Hidden Messages Within Negro Spirituals

Messages Within Negro Spirituals

Essential Questions

What role could/did music play in the lives of enslaved people?
In what ways did the MUSIC OF the ENSLAVED PEOPLE and Negro Spirituals communicate the basic facts of bondage?
What specific facts, messages and truths can be learned and understood from such music?
How well did art communicate truths in a way that more straight forward communication could not given their circumstance?

Brief History

Negro spirituals are songs created by the Africans who were captured and brought to the United States to be sold into slavery. This stolen race was deprived of their languages, families, and cultures; yet, their masters could not take away their music.

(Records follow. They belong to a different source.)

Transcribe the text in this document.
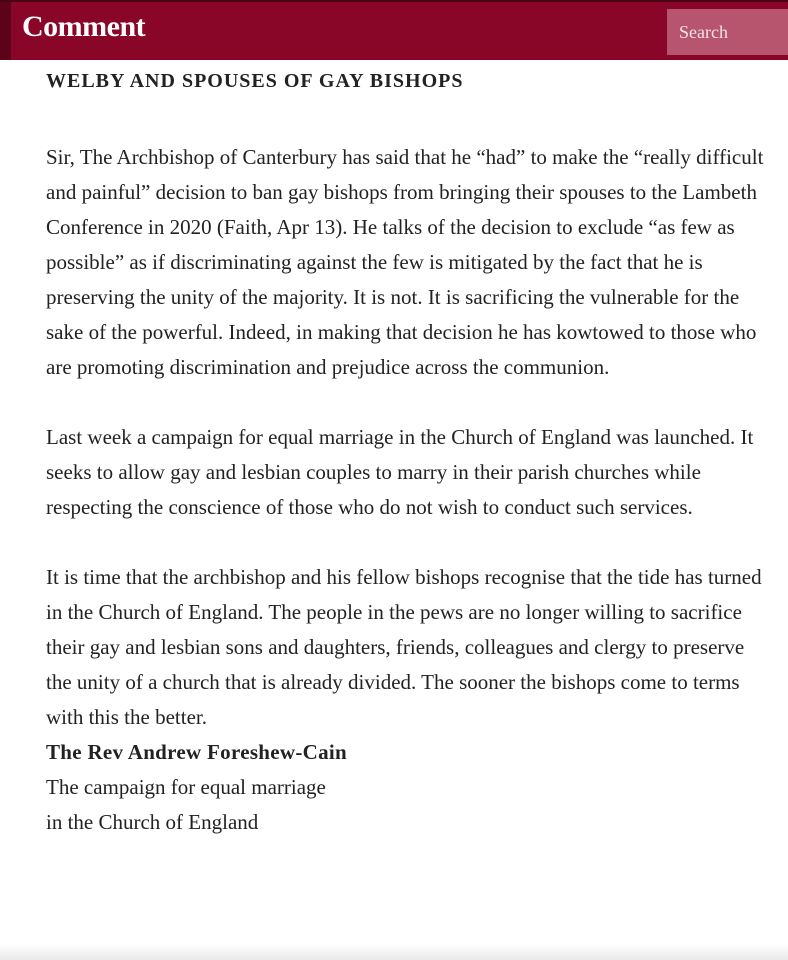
Comment
Search
WELBY AND SPOUSES OF GAY BISHOPS

Sir, The Archbishop of Canterbury has said that he “had” to make the “really difficult and painful” decision to ban gay bishops from bringing their spouses to the Lambeth Conference in 2020 (Faith, Apr 13). He talks of the decision to exclude “as few as possible” as if discriminating against the few is mitigated by the fact that he is preserving the unity of the majority. It is not. It is sacrificing the vulnerable for the sake of the powerful. Indeed, in making that decision he has kowtowed to those who are promoting discrimination and prejudice across the communion.

Last week a campaign for equal marriage in the Church of England was launched. It seeks to allow gay and lesbian couples to marry in their parish churches while respecting the conscience of those who do not wish to conduct such services.

It is time that the archbishop and his fellow bishops recognise that the tide has turned in the Church of England. The people in the pews are no longer willing to sacrifice their gay and lesbian sons and daughters, friends, colleagues and clergy to preserve the unity of a church that is already divided. The sooner the bishops come to terms with this the better.

The Rev Andrew Foreshew-Cain

The campaign for equal marriage

in the Church of England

Over the years, these slaves and their descendants adopted Christianity, the religion of their masters.   They re-shaped it into a deeply personal way of dealing with the oppression of their enslavement. Their songs, which were to become known as spirituals, reflected the slaves’ need to express their new faith:

Coded Spirituals

Many of the well-known Negro Spirituals popular in the United States during the mid-1800s are much more complex than they first appear. Historians of the Underground Railroad refer to them as “Coded Spirituals”. What that means is that the words actually have two meanings; one that is immediately apparent and one that’s hidden just below the surface.

"Wade In The Water"

For Example“The secret code in ‘Wade in the water, God’s gonna trouble the water’ for the slaves trying to escape from slavery on the Underground Railroad, meant to be aware that one of the methods used by the slave masters to track runaway slaves down was to send their bloodhounds out to track down the slave,” Calvin Earl, an expert on the history of African American Spirituals, explained on his website.

“So the lyrics were instruction for the runaway slave. If they could hear the bloodhounds were close behind, they needed to find a body of water and wade in water because if you were in water, the bloodhounds could no longer pick up their scent and the slave would be safe from the dogs tracking them down,” he added.